In trying to rein in costs, many employers end up taking on new risks they did not intend. For small and mid-sized companies in fully insured plans, the problem is structural. Deductibles and family premiums keep rising, but increases are driven by the carrier’s overall book of business, not by how a specific employer performs. With little control over outcomes, employers start looking for different funding options. When those moves are made without a clear understanding of the added responsibilities and liabilities, the result is often more exposure, not less, especially for smaller organizations.

  • Clear costs, cloudy comprehension: That risk extends beyond plan design. Options like Individual Coverage Health Reimbursement Arrangements (ICHRA) can offer more predictability, but only when employee understanding is addressed. When communication falls short, the gap between employer investment and employee perception widens, turning a major expense into a source of frustration rather than value.

  • Bronze medal backlash: When employers move from covering 100 percent of a Silver plan to partial coverage of a Bronze plan, backlash is often inevitable. "The problem is rarely the change itself, but how it's communicated," notes McNeil. "Without clear explanation of what the shift means for employees, organizations virtually guarantee confusion, frustration, and negative reaction."

Breaking out of the annual renewal cycle means moving beyond the once-a-year exercise of absorbing increases and moving on. McNeil encourages leaders to step back and look at the structure of their benefits strategy, not just the next pricing decision. Equally important, he says, is treating employee communication as a continuous responsibility rather than a single event. When organizations focus only on getting through the next renewal, rising premiums become a cost of inertia. Ongoing, clear communication helps employees understand the value of the investment and reduces friction over time.

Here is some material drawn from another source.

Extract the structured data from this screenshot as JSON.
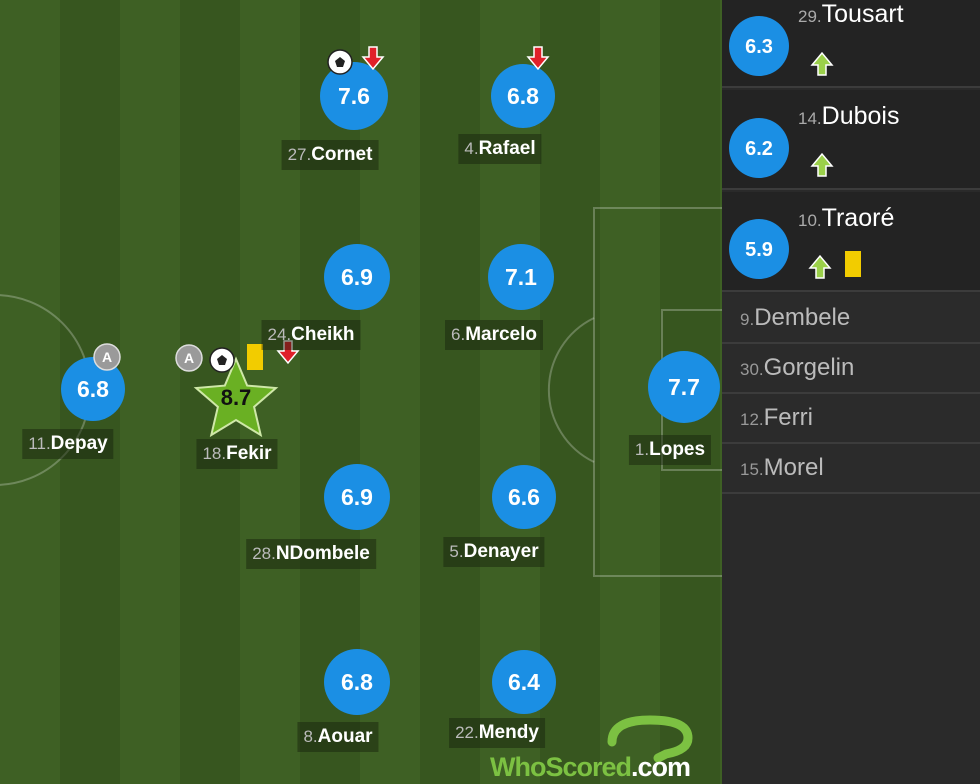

  • Blow up your benefits: "Look at options that blow up what you're currently doing, like a captive or level-funded arrangement. Completely revamp how you communicate with employees. If you want people to value the money you're spending, you have to make communicating that value a priority," he says.

  • The boredom barrier: "Benefits are boring," McNeil says, noting that employees often tune out during formal meetings and only engage when they need the information later. That is why he points to high-visibility approaches used by companies like Zappos, where benefits information appears throughout the workplace. The objective, he says, is to keep benefits consistently visible rather than confined to a single annual presentation.

In the end, the effectiveness of a benefits strategy hinges on comprehension. Without a clear understanding of coverage, tradeoffs, and costs, employees are left to fill in the gaps themselves. The result is predictable: disengagement, skepticism, and resistance to change. Closing that gap requires consistent education and visibility, not a single annual event.

"That fundamental literacy is a huge problem. You so often meet with someone who confuses their copay with their deductible. It’s really about driving home a true understanding of the plan they have."